Each time we have a break in (and this is about the 5th time in the 2 and half years that we’ve been in this house) I feel less and less safe. I feel more stressed and paranoid. And I have no idea what to do to feel safe again.

My electric fence is not enough. My alarm system and private security company are not enough. My dog (who kept E company and slept through the experience) is not enough. The padlocks and burglar bars are not enough. What is? What do I have to do to sleep soundly at night?

Every time this happens, for at least a few weeks after the event, J and I have trouble sleeping and startle at every little sound. We just got E out of our bed and I have been so pleased about that. But I know from experience that for the next few weeks – perhaps months – I will want him in my room because I will be completely paranoid about someone breaking in, but coming through His room. I am constantly running through various possible scenarios and what I would do in each eventuality to ensure that my family and I stay safe. I am becoming increasingly distrustful and jaded. I am afraid to let my son out of my sight for even a moment. I obsessively check that doors are locked and the alarm is armed. Not that this seems to make any difference whatsoever.

I know that it was just stuff that was taken (well, that and all the IP and data stored on the devices) and, as is the norm in South Africa, we have had the usual stream of messages saying “At least no-one was harmed”, “At least you didn’t get held up/stabbed/shot/beaten” etc. I appreciate the sentiment and that people want to make us feel better. But I can’t help wondering and worrying about how many ‘free’ passes we get before someone Is hurt.

Besides, the fact is that I WAS harmed. The stress and emotional distress of having this happen on a regular basis is starting to take its toll on me. How is it that, as South Africans, we have become so good at down-playing the trauma of having someone invade and brutalize our personal space.
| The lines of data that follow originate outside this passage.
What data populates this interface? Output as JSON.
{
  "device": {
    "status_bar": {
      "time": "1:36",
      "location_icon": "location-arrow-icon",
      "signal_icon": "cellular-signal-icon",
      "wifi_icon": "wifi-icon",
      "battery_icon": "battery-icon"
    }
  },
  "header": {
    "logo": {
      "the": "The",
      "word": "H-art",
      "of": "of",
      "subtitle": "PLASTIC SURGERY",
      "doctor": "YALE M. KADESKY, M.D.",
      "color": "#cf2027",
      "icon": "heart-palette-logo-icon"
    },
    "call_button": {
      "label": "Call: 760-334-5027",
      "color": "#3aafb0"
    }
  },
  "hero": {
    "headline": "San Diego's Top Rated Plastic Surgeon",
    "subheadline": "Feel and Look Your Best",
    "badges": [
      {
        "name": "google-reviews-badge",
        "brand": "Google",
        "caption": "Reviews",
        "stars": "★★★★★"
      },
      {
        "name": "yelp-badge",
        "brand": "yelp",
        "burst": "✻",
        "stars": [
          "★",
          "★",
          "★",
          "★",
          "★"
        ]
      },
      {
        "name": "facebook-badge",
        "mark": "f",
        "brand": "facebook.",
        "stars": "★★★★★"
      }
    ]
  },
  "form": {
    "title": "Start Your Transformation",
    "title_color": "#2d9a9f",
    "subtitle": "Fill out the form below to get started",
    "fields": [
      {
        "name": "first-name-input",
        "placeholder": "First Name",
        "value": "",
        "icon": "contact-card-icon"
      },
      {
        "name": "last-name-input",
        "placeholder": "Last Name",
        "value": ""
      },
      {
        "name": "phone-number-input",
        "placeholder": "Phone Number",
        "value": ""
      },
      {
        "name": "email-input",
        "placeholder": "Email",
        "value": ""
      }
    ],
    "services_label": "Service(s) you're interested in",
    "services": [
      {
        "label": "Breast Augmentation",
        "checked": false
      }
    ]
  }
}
I’m really beginning to believe that this ongoing exposure to crime and the threat/fear of it becoming violent is causing me to experience some sort of post-traumatic stress disorder (PTSD).

Wikipedia sites the diagnostic symptoms for PTSD as:
“re-experiencing the original trauma(s) through flashbacks or nightmares, avoidance of stimuli associated with the trauma, and increased arousal – such as difficulty falling or staying asleep, anger, and hypervigilance. Formal diagnostic criteria require that the symptoms last more than one month and cause significant impairment in social, occupational, or other important areas of functioning.” (http://tiny.cc/jycvp)

Pretty much all of those apply to how I live my life. I don’t think that I am naturally a paranoid person, but I do feel as though I am being forced to be. I have been told (by people older and wiser than me) that I get to choose my reaction to this situation and I believe that to be true, to a certain extent. But I also know that because it has happened so often, I feel incredibly dis-empowered so it is difficult to feel in control enough to choose a positive approach to the stress.

And if this is how I, as an adult react to crime, what sort of impact is it having on my 3 year old son? I don’t know the answer to this question, but the possible answers terrify me.